WARUNG BAKSO BU IJAH

By Astri Soeparyono, Rabu, 25 Januari 2012 | 16:00 WIB
WARUNG BAKSO BU IJAH (Astri Soeparyono)

"Saksi utama," gumamnya sambil berjalan, memegang notebook dan menuliskan daftar orang-orang yang harus dia wawancarai. "Bu Ijah penjaga kantin".

Ketika Luna tiba di kantin, Bu Ijah tengah sibuk melayani pesanan para pelanggan. Semua murid yang menyempatkan diri makan di tempat itu sebelum pulang, tengah asyik melahap bakso Bu Ijah yang sudah tersohor kelezatannya. Warung bakso Bu Ijah memang sudah lama jadi tempat makan favorit, karena meskipun makanannya enak, harga semangkuk bakso di warung itu dijual sesuai dengan kocek anak-anak sekolah yang serba sekak.

"Maaf, Bu Ijah ?" katanya, begitu dia sudah duduk di salah satu meja. "Luna boleh ngomong sebentar, nggak?"

"Sebentar ya, Neng," ujarnya ramah, menyodorkan semangkuk bakso kepada pelanggan terakhir, melepas celemek dan menghampiri meja Luna, "Ada apa, Neng?"

"Duduk dulu, Bu," dia mempersilakan. Buku dan pulpen siap di tangan dan begitu Bu Ijah duduk, Luna segera memulai proses interogasi. "Bu Ijah, Luna kan dikasih tugas bikin laporan penelitian, terus Luna berniat meneliti penyebab hilangnya kelima orang murid di sekolah ini. Nah, Ibu kan tinggal di belakang sekolah, ibu tahu nggak kemana perginya murid-murid itu?"

Bu Ijah terkikik geli.

"Eneng itu nanyanya udah kayak polisi aja" kikiknya, menampakkan gigi-giginya yang sudah tidak lengkap lagi. "Nggak kok, Neng. Ibu nggak pernah tahu kemana anak-anak itu pergi. Lagian Neng kalo mau bikin laporan, mbok neliti yang mudah-mudah aja toh, contohnya : kenapa harga daging sekarang ini bisa jadi mahal banget? Ibu hampir nggak bisa ngambil untung lagi nih. Coba kamu dengar di tv-tv apa dampaknya. Ada orang yang jualan bakso pakai daging tikus.

Ih jijik, ya? Lagian tikus kan dagingnya Cuma sedikit. Jadi lebih baik Neng Luna bikin laporan tentang dampak kenaikan BBM aja buat pemerintah, siapa tahu harga daging bisa turun lagi."

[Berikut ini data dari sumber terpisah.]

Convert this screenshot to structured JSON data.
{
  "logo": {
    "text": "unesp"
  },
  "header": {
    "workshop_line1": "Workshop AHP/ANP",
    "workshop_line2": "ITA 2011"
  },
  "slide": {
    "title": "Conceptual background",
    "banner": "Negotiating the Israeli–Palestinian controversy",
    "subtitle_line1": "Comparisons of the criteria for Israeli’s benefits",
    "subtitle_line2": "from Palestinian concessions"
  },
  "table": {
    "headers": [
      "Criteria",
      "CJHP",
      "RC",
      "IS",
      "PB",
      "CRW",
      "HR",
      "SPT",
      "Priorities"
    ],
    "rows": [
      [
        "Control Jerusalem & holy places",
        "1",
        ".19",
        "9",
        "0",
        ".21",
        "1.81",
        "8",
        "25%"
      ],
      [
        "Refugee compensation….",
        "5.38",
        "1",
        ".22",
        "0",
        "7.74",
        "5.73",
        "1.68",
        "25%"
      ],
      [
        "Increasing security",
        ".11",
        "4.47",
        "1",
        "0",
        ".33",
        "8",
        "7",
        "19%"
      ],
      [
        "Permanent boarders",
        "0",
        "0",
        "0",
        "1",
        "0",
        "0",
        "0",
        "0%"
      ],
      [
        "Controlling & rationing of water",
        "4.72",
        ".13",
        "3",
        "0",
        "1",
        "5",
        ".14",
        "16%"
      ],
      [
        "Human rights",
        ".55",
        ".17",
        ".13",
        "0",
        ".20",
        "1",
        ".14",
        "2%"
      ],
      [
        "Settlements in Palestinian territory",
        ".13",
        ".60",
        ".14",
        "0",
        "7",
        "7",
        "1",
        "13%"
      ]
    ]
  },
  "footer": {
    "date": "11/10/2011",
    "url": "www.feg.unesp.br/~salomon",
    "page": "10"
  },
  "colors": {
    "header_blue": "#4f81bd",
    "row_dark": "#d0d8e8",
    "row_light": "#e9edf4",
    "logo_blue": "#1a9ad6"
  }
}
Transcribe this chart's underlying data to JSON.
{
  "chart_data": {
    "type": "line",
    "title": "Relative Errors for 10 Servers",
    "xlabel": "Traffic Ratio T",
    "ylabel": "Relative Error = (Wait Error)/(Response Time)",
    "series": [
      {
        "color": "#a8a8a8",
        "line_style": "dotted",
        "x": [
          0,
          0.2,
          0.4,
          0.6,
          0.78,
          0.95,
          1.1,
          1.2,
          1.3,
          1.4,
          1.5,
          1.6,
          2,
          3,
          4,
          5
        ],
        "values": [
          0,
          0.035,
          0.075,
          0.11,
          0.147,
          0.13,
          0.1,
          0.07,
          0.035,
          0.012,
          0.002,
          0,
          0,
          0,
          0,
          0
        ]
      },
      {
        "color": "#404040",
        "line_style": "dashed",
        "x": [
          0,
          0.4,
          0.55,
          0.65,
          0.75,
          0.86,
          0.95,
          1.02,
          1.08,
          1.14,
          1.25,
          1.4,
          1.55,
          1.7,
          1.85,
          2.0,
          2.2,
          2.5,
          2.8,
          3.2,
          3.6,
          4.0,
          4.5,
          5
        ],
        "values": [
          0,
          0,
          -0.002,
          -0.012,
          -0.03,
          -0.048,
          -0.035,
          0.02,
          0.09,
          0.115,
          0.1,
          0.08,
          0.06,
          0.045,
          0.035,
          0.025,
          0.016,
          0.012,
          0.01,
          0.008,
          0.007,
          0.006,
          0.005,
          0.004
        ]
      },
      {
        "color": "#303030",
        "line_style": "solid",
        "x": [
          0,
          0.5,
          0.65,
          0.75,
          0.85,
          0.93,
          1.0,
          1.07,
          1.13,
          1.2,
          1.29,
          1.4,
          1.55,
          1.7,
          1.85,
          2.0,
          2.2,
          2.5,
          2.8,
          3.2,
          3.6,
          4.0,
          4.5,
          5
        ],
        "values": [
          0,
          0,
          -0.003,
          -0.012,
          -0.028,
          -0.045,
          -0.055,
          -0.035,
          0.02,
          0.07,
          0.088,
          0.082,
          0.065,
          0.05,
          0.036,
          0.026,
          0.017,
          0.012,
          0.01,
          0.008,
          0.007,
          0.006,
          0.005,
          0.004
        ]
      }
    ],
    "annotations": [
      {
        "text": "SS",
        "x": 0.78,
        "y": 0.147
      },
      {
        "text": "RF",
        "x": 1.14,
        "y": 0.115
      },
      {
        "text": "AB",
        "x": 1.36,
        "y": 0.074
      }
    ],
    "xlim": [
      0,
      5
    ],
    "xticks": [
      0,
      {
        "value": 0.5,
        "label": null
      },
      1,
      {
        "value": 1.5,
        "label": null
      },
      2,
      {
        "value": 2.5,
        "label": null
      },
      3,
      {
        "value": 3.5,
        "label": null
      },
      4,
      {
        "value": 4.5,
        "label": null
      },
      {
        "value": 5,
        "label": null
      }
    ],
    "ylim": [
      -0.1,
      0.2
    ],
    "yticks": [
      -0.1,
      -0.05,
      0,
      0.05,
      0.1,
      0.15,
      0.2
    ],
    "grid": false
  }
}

Luna langsung bengong mendengar Bu Ijah malah berkoar tanpa henti tentang kenaikan harga daging. Benar-benar narasumber yang tidak bisa di harapkan, keluhnya dalam hati, menatap notebooknya yang masih kosong.

"Ya udah, kalo gitu Luna pesan bakso aja deh," ujarnya kecewa, memasukkan buku dan bolpoinnya ke dalam tas, bertekad untuk melanjutkan penyelidikan itu besok.

"Iya, Neng" sahut Bu Ijah sigap, bergegas kebalik konter, memakai celemeknya lagi dan mulai membuatkan pesanan Luna.

Belum sempat Luna berpikir siapa yang harus diwawancarai besok, Bu Ijah sudah datang dan menyuguhkan semangkuk bakso mengepul bersama segelas air.